Aqueles três já devem estar satisfeitos de terem me convencido de participar pela primeira vez de uma atividade da turma.
— Como tu estás livre, que tal ir conosco comer alguma coisa? — mostra uma sacola de obentos.
— Quanta bondade. Querem me expor a inveja do restante dos garotos? Até o final do dia eu terei um cartaz de procurado nos corredores.
— Podemos ir comer no terraço, não tem ninguém por lá. Ou se preferir, no meu antigo esconderijo — comenta Ailiss.
Bem, hoje não irá nevar e com o céu limpo podemos ver as estrelas. Ainda assim, é um convite um tanto suspeito.
— Se não era isso, então qual a pegadinha?
— Só queríamos passar um tempo contigo durante este festival. Não sei se teremos outra oportunidade como esta — Mikoto me encara com deboche e completa — e tu és o nosso namorado no final de contas.
— Namorado? — começo a rir.
— Qual a graça? — pergunta Ailiss.
Fico surpreso com sua resposta e então pergunto.
— Você concorda com este termo?
— É uma definição bastante coerente dado o nosso relacionamento — responde seriamente.
Não é algo que eu esperava que ela fosse falar abertamente, talvez Mikoto tenha a influenciado muito neste meio tempo. Todavia, sua resposta faz bastante sentido, nossa relação é de fato uma bagunça, mas não há o porquê não se encaixar nesse termo.
Decido brincar um pouco de volta.
— Diria que é um namoro um tanto quanto exótico. Talvez uma servidão com alguns pontos de afeto por parte das mestras caia melhor — pauso — Tudo bem, vamos. Mas sejam discretas, se vier a conhecimento público que estou “namorando” uma de vocês, serei caçado por todo o corpo estudantil.
— Claro, seremos totalmente discretas. Todavia, não posso te prometer nada sobre isto vir a público. Sabe como são as fofocas, não é? Não temos controle sobre os rumores que se espalham desenfreadamente — fala Mikoto em deboche.

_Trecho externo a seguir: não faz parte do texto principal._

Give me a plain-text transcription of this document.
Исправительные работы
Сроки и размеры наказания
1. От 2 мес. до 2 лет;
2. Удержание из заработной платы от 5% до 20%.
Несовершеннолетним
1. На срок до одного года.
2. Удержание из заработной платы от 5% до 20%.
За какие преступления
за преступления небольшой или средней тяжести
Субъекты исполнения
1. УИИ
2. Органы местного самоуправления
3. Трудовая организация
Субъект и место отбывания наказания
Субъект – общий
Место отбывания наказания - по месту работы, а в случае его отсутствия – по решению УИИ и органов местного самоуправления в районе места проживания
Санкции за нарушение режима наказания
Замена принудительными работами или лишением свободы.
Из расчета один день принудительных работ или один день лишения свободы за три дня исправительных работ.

Isso é claramente uma ameaça. Minha vida reservada pode acabar a qualquer instante, com este tipo de arma ela me tem em suas mãos.
Apesar de suas personalidades tóxicas, definitivamente não posso negar a boa vontade delas de me ajudar. Ainda assim, entregar-me a tal paz é uma trava impossível de eu quebrar no momento.